Home > Software design >  Dataset with new outliers after removing the outliers
Dataset with new outliers after removing the outliers

Time:02-18

I'm newbie in machine learning and I trying to train a model using "rain austrialia" dataset. Currently I'm at the preprocess step and after using KNNImputer to fill all NaN values I tried to remove the outliers with the following custom transformer class.

class OutliersRemover(BaseEstimator, TransformerMixin):
  def __init__(self, cols_indexes):
    self.cols_indexes = cols_indexes

  def fit(self, X, y=None):
    return self

  def transform(self, X, y=None):
    outliers_indexes = set()
    threshold = 3
    X = X.to_numpy()
    
    for col_index in self.cols_indexes:
      mean = np.mean(X[:, col_index])
      std  = np.std(X[:, col_index])

      for line_index, item in enumerate(X[:, col_index]):
        z_score = (item - mean) / std
        if np.abs(z_score) > threshold:
          outliers_indexes.add(line_index)
    print("Removing: {} outliers".format(len(outliers_indexes)))
    return np.delete(X, list(outliers_indexes), 0)


outliers_remover    = OutliersRemover(np.arange(24))
X_train_transformed = outliers_remover.fit_transform(X_train)

It appears to remove correctly but the thing is if I run the code bellow to check if all outliers were removed it removes another set of outliers. And if I run 10 times the same code it removes diferent sets of outliers until 0.

for _ in range(10):
    X_train_transformed = outliers_remover.fit_transform(X_train_transformed)

Removing: 1389 outliers
Removing: 319 outliers
Removing: 528 outliers
...
Removing: 0 outliers

I would like to know whether this is a normal behavior of the dataset or what I'm I doing wrong.

CodePudding user response:

In every iteration, you remove outliers from X_train_transformed and assign the returned values back to X_train_transformed.
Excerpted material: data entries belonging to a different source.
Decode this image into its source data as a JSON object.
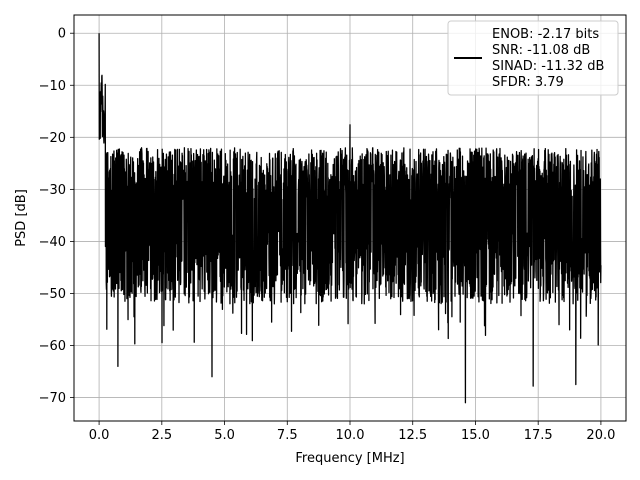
{
  "chart_data": {
    "type": "line",
    "title": "",
    "xlabel": "Frequency [MHz]",
    "ylabel": "PSD [dB]",
    "xlim": [
      -1.0,
      21.0
    ],
    "ylim": [
      -74.5,
      3.5
    ],
    "xticks": [
      0.0,
      2.5,
      5.0,
      7.5,
      10.0,
      12.5,
      15.0,
      17.5,
      20.0
    ],
    "xtick_labels": [
      "0.0",
      "2.5",
      "5.0",
      "7.5",
      "10.0",
      "12.5",
      "15.0",
      "17.5",
      "20.0"
    ],
    "yticks": [
      0,
      -10,
      -20,
      -30,
      -40,
      -50,
      -60,
      -70
    ],
    "ytick_labels": [
      "0",
      "−10",
      "−20",
      "−30",
      "−40",
      "−50",
      "−60",
      "−70"
    ],
    "grid": true,
    "legend_position": "top-right",
    "legend_lines": [
      "ENOB: -2.17 bits",
      "SNR: -11.08 dB",
      "SINAD: -11.32 dB",
      "SFDR: 3.79"
    ],
    "series": [
      {
        "color": "#000000",
        "description": "dense noisy spectrum",
        "x_range": [
          0.0,
          20.0
        ],
        "envelope": {
          "upper_approx": -25,
          "lower_approx": -50,
          "noise_floor_mean": -35
        },
        "peaks": [
          {
            "x": 0.0,
            "y": 0.0
          },
          {
            "x": 0.05,
            "y": -15.0
          },
          {
            "x": 0.2,
            "y": -19.0
          },
          {
            "x": 10.0,
            "y": -17.6
          }
        ],
        "minima": [
          {
            "x": 0.75,
            "y": -64.0
          },
          {
            "x": 4.5,
            "y": -66.0
          },
          {
            "x": 14.6,
            "y": -71.0
          },
          {
            "x": 17.3,
            "y": -67.8
          },
          {
            "x": 19.0,
            "y": -67.5
          }
        ]
      }
    ]
  }
}
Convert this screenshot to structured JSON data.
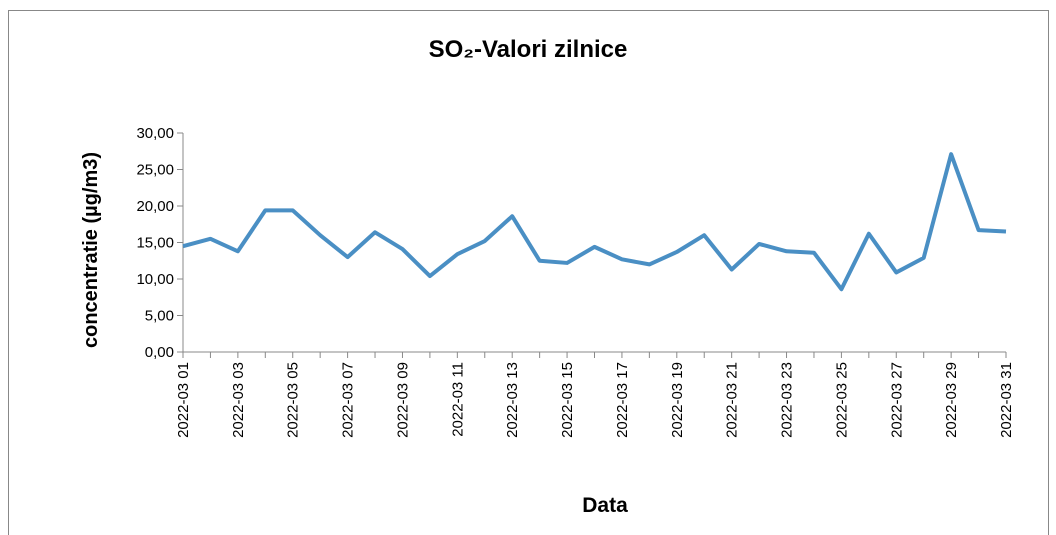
{
  "chart_data": {
    "type": "line",
    "title": "SO₂-Valori zilnice",
    "x_label": "Data",
    "y_label": "concentratie (µg/m3)",
    "categories": [
      "2022-03 01",
      null,
      "2022-03 03",
      null,
      "2022-03 05",
      null,
      "2022-03 07",
      null,
      "2022-03 09",
      null,
      "2022-03 11",
      null,
      "2022-03 13",
      null,
      "2022-03 15",
      null,
      "2022-03 17",
      null,
      "2022-03 19",
      null,
      "2022-03 21",
      null,
      "2022-03 23",
      null,
      "2022-03 25",
      null,
      "2022-03 27",
      null,
      "2022-03 29",
      null,
      "2022-03 31"
    ],
    "series": [
      {
        "name": "SO₂",
        "color": "#4a8fc4",
        "values": [
          14.5,
          15.5,
          13.8,
          19.4,
          19.4,
          16.0,
          13.0,
          16.4,
          14.1,
          10.4,
          13.4,
          15.2,
          18.6,
          12.5,
          12.2,
          14.4,
          12.7,
          12.0,
          13.7,
          16.0,
          11.3,
          14.8,
          13.8,
          13.6,
          8.6,
          16.2,
          10.9,
          12.9,
          27.1,
          16.7,
          16.5
        ]
      }
    ],
    "ylim": [
      0,
      30
    ],
    "yticks": [
      {
        "value": 0,
        "label": "0,00"
      },
      {
        "value": 5,
        "label": "5,00"
      },
      {
        "value": 10,
        "label": "10,00"
      },
      {
        "value": 15,
        "label": "15,00"
      },
      {
        "value": 20,
        "label": "20,00"
      },
      {
        "value": 25,
        "label": "25,00"
      },
      {
        "value": 30,
        "label": "30,00"
      }
    ],
    "grid": false
  }
}
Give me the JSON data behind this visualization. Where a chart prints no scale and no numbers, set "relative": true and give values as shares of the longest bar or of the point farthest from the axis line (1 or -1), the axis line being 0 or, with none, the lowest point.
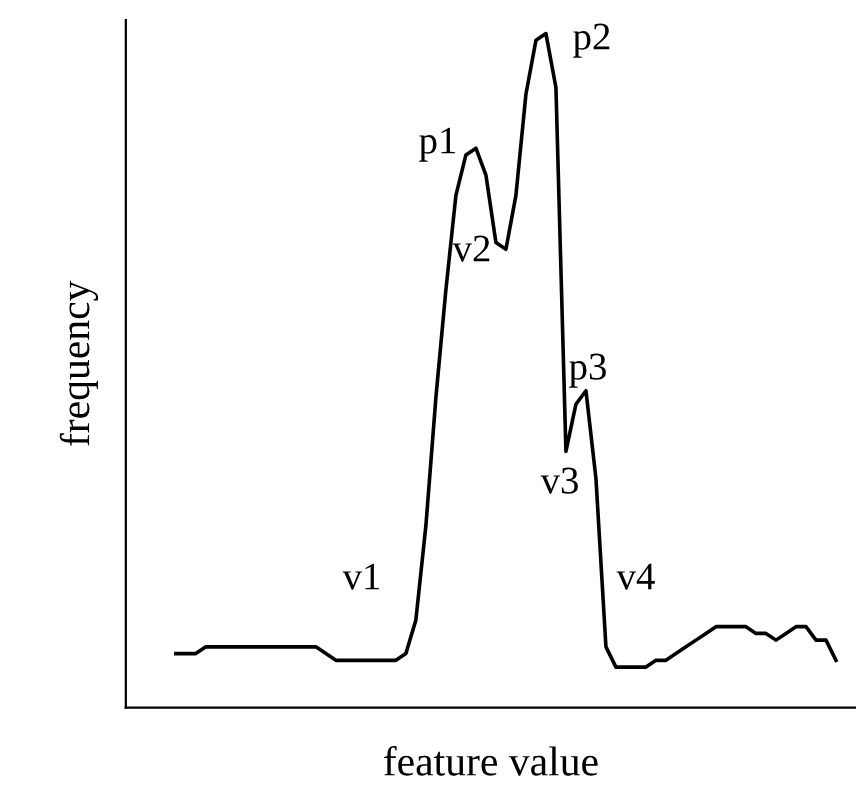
{
  "chart_data": {
    "type": "line",
    "relative": true,
    "xlabel": "feature value",
    "ylabel": "frequency",
    "legend": false,
    "categories": [
      null,
      null,
      null,
      null,
      null,
      null,
      null,
      null,
      null,
      null,
      null,
      null,
      null,
      null,
      null,
      null,
      null,
      null,
      null,
      null,
      null,
      null,
      null,
      null,
      null,
      null,
      null,
      null,
      null,
      null,
      null,
      null,
      null,
      null,
      null,
      null,
      null,
      null,
      null,
      null,
      null,
      null,
      null,
      null,
      null,
      null,
      null,
      null,
      null,
      null,
      null,
      null,
      null,
      null,
      null,
      null,
      null,
      null,
      null,
      null,
      null,
      null,
      null,
      null,
      null,
      null,
      null
    ],
    "series": [
      {
        "color": "#000000",
        "values": [
          0.08,
          0.08,
          0.08,
          0.09,
          0.09,
          0.09,
          0.09,
          0.09,
          0.09,
          0.09,
          0.09,
          0.09,
          0.09,
          0.09,
          0.09,
          0.08,
          0.07,
          0.07,
          0.07,
          0.07,
          0.07,
          0.07,
          0.07,
          0.08,
          0.13,
          0.27,
          0.46,
          0.62,
          0.76,
          0.82,
          0.83,
          0.79,
          0.69,
          0.68,
          0.76,
          0.91,
          0.99,
          1.0,
          0.92,
          0.38,
          0.45,
          0.47,
          0.34,
          0.09,
          0.06,
          0.06,
          0.06,
          0.06,
          0.07,
          0.07,
          0.08,
          0.09,
          0.1,
          0.11,
          0.12,
          0.12,
          0.12,
          0.12,
          0.11,
          0.11,
          0.1,
          0.11,
          0.12,
          0.12,
          0.1,
          0.1,
          0.07
        ]
      }
    ],
    "annotations": [
      "v1",
      "p1",
      "v2",
      "p2",
      "v3",
      "p3",
      "v4"
    ]
  }
}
Your criteria for removing outliers is such that some values will always be removed (see below).

As for whether it is normal behavior of the dataset, Yes!. Any numerical dataset will have a mean and std, and will most probably have values for which (value - mean) / std will be greater than 3. If you remove such values and calculate a new mean and std, you will now have new values for which (value - mean) / std will be greater than 3 since your mean and std will have changed.

I would recommend only removing outliers once. Maybe play around with the threshold to determine how many you want to remove. Also, consider reading up how normal distributions, their means, and standard deviations work.

  • Related